En el vestíbulo de los apartamentos Garford llamé varias veces al timbre etiquetado con el nombre de la señorita Cara Kenbrook hasta que sonó un chasquido y se abrió la puerta. Luego subí un tramo de escaleras y avancé por un pasillo que llevaba hasta la puerta de su apartamento. Abrió enseguida una chica alta de veintitrés o veinticuatro años con un vestido blanco y negro de crepé.
—¿Señorita Cara Kenbrook?
—Sí.
Le di una tarjeta: una de esas que dicen la verdad sobre mí.

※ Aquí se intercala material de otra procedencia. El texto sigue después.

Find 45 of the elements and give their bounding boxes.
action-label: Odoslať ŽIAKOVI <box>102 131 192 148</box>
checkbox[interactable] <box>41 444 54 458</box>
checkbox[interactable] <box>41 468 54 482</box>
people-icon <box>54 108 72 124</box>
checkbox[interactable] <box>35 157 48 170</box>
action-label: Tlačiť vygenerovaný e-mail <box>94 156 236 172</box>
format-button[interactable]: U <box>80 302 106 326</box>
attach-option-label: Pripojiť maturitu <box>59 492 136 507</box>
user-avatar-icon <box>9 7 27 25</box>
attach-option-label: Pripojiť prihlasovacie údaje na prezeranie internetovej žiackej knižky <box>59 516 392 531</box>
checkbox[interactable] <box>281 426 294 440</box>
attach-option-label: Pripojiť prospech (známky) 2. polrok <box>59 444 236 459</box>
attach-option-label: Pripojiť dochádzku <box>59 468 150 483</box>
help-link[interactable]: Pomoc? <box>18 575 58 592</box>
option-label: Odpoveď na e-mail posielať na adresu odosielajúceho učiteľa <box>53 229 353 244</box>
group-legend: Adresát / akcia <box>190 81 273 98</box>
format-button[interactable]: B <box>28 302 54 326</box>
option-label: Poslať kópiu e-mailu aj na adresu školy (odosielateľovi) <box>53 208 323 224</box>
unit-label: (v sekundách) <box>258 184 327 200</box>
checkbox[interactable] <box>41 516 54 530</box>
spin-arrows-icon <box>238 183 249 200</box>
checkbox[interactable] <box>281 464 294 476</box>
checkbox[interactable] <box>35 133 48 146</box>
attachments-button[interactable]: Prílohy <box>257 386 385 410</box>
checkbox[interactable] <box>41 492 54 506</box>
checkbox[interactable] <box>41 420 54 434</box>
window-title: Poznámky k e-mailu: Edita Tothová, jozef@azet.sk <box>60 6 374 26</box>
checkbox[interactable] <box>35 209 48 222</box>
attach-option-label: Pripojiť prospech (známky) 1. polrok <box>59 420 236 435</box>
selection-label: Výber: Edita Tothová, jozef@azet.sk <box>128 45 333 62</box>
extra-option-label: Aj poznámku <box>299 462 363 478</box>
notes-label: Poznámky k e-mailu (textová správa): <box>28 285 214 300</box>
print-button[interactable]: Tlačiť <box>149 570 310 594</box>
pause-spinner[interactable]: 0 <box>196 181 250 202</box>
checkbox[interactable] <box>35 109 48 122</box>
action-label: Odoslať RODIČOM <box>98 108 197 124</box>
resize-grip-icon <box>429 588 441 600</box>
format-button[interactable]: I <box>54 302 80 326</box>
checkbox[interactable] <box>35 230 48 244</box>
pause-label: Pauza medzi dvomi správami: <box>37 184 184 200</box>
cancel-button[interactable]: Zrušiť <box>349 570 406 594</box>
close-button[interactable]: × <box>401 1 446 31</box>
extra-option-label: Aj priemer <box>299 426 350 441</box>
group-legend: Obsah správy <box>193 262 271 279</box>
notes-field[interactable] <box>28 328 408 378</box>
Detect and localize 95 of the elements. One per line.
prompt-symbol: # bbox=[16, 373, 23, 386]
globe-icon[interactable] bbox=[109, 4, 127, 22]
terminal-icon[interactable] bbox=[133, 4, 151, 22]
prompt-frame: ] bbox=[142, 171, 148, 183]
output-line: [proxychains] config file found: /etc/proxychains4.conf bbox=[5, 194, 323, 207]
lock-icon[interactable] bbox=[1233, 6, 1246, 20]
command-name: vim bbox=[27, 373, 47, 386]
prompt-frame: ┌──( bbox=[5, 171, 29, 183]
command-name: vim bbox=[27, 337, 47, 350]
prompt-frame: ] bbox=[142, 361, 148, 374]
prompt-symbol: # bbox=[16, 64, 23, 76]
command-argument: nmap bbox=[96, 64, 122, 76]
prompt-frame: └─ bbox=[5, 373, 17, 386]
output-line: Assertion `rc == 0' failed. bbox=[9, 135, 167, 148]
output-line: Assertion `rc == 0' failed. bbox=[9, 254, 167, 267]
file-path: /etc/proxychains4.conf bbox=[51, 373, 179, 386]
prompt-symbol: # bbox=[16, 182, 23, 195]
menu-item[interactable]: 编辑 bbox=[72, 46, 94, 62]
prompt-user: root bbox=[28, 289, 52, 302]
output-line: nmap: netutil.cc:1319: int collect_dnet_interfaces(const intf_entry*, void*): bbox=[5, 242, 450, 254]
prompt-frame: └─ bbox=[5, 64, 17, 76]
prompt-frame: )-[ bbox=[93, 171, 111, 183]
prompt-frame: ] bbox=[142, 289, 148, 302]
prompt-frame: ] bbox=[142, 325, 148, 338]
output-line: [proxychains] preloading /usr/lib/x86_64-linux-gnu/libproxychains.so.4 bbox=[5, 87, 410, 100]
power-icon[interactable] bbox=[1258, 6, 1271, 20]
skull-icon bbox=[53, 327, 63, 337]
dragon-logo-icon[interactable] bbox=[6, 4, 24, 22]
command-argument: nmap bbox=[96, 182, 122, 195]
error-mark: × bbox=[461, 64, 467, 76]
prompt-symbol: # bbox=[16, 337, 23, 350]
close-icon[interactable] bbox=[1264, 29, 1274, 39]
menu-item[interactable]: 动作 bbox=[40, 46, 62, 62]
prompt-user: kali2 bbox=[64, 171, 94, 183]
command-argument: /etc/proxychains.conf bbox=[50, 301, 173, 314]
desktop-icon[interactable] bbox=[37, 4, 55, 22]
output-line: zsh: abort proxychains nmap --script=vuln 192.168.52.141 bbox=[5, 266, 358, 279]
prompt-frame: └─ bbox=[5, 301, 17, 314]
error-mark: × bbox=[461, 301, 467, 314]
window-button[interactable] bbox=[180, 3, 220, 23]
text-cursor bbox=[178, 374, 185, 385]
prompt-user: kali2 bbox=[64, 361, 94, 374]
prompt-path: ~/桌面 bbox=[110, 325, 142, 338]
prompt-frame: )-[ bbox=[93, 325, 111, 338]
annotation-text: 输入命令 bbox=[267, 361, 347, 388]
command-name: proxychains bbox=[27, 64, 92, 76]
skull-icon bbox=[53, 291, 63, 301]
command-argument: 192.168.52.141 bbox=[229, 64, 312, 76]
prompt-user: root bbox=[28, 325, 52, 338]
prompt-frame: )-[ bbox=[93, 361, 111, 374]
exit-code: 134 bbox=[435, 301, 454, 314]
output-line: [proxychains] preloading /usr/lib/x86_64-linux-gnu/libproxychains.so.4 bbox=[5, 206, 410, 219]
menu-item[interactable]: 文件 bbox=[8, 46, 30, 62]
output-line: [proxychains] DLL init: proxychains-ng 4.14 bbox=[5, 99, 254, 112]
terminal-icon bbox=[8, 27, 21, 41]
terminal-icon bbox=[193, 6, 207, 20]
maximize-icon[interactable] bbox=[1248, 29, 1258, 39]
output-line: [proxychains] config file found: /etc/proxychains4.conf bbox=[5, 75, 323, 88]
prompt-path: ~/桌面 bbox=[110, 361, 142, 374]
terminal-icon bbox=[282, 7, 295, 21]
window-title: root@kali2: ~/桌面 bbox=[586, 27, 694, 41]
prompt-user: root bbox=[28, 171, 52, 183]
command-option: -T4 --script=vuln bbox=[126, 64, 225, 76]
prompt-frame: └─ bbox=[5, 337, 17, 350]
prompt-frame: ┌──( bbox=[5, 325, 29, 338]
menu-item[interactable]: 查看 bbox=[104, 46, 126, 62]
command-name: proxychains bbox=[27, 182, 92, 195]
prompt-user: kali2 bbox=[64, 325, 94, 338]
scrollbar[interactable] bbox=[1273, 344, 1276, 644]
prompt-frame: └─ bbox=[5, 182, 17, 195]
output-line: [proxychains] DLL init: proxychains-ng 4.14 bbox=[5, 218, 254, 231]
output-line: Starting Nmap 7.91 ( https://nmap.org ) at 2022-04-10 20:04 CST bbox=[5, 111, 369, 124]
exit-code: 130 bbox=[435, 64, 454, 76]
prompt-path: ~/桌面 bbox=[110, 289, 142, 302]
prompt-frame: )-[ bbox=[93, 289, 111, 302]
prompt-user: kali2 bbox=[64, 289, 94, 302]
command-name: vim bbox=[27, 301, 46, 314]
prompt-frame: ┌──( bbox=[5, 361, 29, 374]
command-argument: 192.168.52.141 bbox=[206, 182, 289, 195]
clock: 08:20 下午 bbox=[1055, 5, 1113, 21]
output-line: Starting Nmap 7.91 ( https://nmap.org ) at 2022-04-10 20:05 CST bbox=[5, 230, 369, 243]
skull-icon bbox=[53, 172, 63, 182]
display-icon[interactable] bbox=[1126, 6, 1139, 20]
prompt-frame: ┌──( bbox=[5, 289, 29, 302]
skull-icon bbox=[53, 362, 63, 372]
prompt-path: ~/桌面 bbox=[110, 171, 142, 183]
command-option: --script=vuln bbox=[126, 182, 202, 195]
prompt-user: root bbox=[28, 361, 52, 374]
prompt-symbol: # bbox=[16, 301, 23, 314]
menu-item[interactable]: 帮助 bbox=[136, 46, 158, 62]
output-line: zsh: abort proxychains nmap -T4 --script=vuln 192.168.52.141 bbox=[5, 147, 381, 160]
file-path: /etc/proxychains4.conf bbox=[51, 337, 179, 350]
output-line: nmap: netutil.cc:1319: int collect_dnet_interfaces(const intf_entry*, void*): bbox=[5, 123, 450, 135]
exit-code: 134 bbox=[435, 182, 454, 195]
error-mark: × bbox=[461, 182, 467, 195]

—Me gustaría hacerle unas cuantas preguntas. ¿Puedo entrar?
—Entre.
Con gesto lánguido se echó a un lado para dejarme pasar, cerró la puerta y me llevó a un salón abarrotado de periódicos, cigarrillos en todas las fases de combustión posibles —frescos algunos, aún por encender, otros convertidos ya en frías cenizas—, y distintas prendas de ropa de mujer. Retiró de un sillón unas medias rosas de seda y un sombrero para que pudiera tomar asiento y ella se sentó encima de unas revistas que ocupaban el otro sillón.
—Estoy investigando la muerte de Bernard Gilmore —dije, mirándola a la cara.
No era una cara hermosa, aunque tenía que haberlo sido. Lo tenía todo —rasgos perfectos, piel blanca y suave, ojos marrones grandes, casi enormes—, pero los ojos estaban muertos de tan apagados y la cara era menos expresiva que un pomo de porcelana y mis palabras no provocaron en ella el menor cambio.
—Bernard Gilmore —dijo, sin ningún interés—. Ah, sí.
—Usted y él eran bastante amigos, ¿no? —pregunté, desconcertado por su frialdad.
—Lo habíamos sido… Sí.
—¿Qué quiere decir con eso de «habíamos sido»?
Se echó un mechón de su corto cabello hacia atrás con una mano indolente.
—Lo mandé a tomar viento la semana pasada —dijo como quien no quiere la cosa, como si hablara de algo que había ocurrido años atrás.
—¿Cuándo lo vio por última vez?
—La semana pasada… El lunes, creo. Una semana antes de que lo mataran.
—¿Fue entonces cuando cortó con él?
—Sí.
—¿Discutieron, o quedaron como amigos?
—Ni una cosa, ni la otra. Simplemente, le dije que me había cansado de él.
—¿Cómo se lo tomó?
—No le partió el corazón. Supongo que ya se lo habían dicho antes.
—¿Dónde estaba usted la noche en que lo mataron?
—En el Coffee Cup, cenando y bailando con unos amigos hasta la una, más o menos. Luego vine a casa y me fui a la cama.
—¿Por qué dejó a Gilmore?
—No soportaba a su esposa.
—¿Eh?
—Era una pesada —dijo, sin la menor insinuación de enojo, ni de humor—. Una noche se presentó aquí y montó una escena; así que le dije a Bernie que si no podía alejarla de mí tendría que buscarse otra compañera.
—¿Tiene alguna idea de quién pudo matarlo? —pregunté.
—No, salvo que fuera su esposa. Esas mujeres tan excitables siempre están haciendo tonterías.
—Si usted ya había renunciado a su marido, ¿qué razón podía tener ella para matarlo?
—Le aseguro que no lo sé —contestó ella con absoluta indiferencia—. Pero no soy la única chica en la que Bernie ponía los ojos.
—Le parece que había otras, ¿eh? ¿Sabe algo, o solo es una suposición?
—No conozco los nombres, pero no es una suposición.
Lo dejé así por el momento y pasé a la señora Gilmore, pensando que tal vez aquella chica estuviera llena de información.
—¿Qué pasó esa noche, cuando vino su esposa?
—Nada más que eso. Siguió a Bernie hasta aquí, llamó al timbre, pasó a toda prisa por mi lado cuando le abrí la puerta y se puso a llorar y a insultar a Bernie. Luego empezó conmigo y yo le dije a él que si no se la llevaba le haría daño, así que Bernie se la llevó.
Admitiendo mi derrota, me levanté y avancé hacia la puerta. No podía hacer nada con aquella muñeca de momento. No me parecía que estuviera diciendo toda la verdad, pero por otro lado no era razonable creer que alguien pudiera mentir tan bien: resultar creíble con tan poco esfuerzo.
—Tal vez vuelva más adelante —le dije cuando me acompañó a la puerta.
—Bueno.
Ni siquiera sus modales sugerían que esperaba que no volviese.